Keywords: Travel Bubble, COVID-19, Hotels, Restaurants, Travel, and Tourism, Nuwara Eliya

ABBREVIATIONS

SLTDA: Sri Lanka Tourism Development Authority; PPE: Personal Protection Equipment.
INTRODUCTION

The industry of travel and tourism had become the third major foreign exchange earner by 2019 (SLTDA, 2019) in the Sri Lankan economy. Unfortunately, the outbreak of COVID-19 that was declared as a global pandemic by the World Health Organization (WHO) on 12 March 2020 has marked a tragedy in world history by 2021 collapsing economic, political, and socio-cultural ties and affairs all over the world. Consequently, the health authorities have taken decisions over the control of the COVID-19 pandemic by shutting down national and international borders to restrict the movements of the people.

On this background, the industry of travel and tourism is directly hit by the pandemic reporting a great economic recession, especially in the countries that are highly dependent on travel and tourism. According to the outlook of the United Nations, World Tourism Organization (UNWTO) for 2021 reported that international tourist arrivals have been decreased by 87% in the first quarter of 2021 exceeding the same period of 2019. This would be a loss of 260 million international tourist arrivals compared to the pre-pandemic period. In this case, Asia and the Pacific region have recorded a 96% loss of international tourists' arrivals due to the highest travel restrictions imposed in January 2021. As well, Europe and Africa have noted an 85% downturn of tourist arrivals while the Middle East and American regions are reporting respectively 84% and 77% of drop-down in international tourist arrivals by January 2021 (UNWTO, March 2021). According to these facts, the highly affected areas by the current outbreak of COVID-19 are the Asia and Pacific region is relevant to the industry of travel and tourism. The reason for this pathetic situation could be that the most attractive tourist destinations have been located in this particular area. Therefore, the concept of “Travel Bubble” might be most applicable in South Asia.

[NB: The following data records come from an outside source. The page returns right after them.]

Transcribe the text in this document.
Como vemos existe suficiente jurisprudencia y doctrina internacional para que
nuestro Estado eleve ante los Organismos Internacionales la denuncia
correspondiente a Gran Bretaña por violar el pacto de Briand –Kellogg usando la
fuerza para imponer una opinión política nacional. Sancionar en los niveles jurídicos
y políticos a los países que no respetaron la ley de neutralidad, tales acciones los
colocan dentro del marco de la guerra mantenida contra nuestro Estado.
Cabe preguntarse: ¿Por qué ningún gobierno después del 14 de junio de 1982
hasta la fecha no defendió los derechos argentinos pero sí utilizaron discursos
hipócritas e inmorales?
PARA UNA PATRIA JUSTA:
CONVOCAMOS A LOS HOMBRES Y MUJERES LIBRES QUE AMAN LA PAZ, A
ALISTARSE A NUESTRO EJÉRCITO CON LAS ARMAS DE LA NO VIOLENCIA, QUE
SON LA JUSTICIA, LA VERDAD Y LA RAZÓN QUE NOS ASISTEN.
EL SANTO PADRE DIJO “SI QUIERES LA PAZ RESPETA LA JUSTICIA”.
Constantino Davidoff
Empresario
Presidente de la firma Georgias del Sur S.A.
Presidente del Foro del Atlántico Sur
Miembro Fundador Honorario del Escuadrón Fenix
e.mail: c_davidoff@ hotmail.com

The concept of “Travel Bubble” will allow quarantine-free travel between countries re-opening cafes, pubs, bars, hotels, and other businesses powered by tourism. Therefore, Singapore, New Zealand, Brunei, and Hong-Kong (China) eased their restrictions and started post-COVID-19 tourism resumes under "Travel Bubble" (UNWTO,2020). Adhering to the world order, Sri Lanka started post-COVID-19 tourism resumes with few Ukraine tourist groups starting from 28 December 2020 and detected some of them are positive with COVID-19 by the screening test done at the airport on arrival (Anthony, 2020). However, several tourist clusters made their trips towards the cultural triangle (Sigiriya and Polonnaruwa) and Yala National Park under the “Travel Bubble” while positive tourists were being under quarantine (Velrajh, 2021). As complained by SLTDA, these groups have continued with Whale Watching at Mirissa using private boats, and 28 jeep safaris without any prior notice or approval from SLTDA (Hamza&Kotelawala, 2021). Consequently, the concept of the travel bubble was subjected to controversial debates in Sri Lanka due to the shortcomings that occurred during the pilot project.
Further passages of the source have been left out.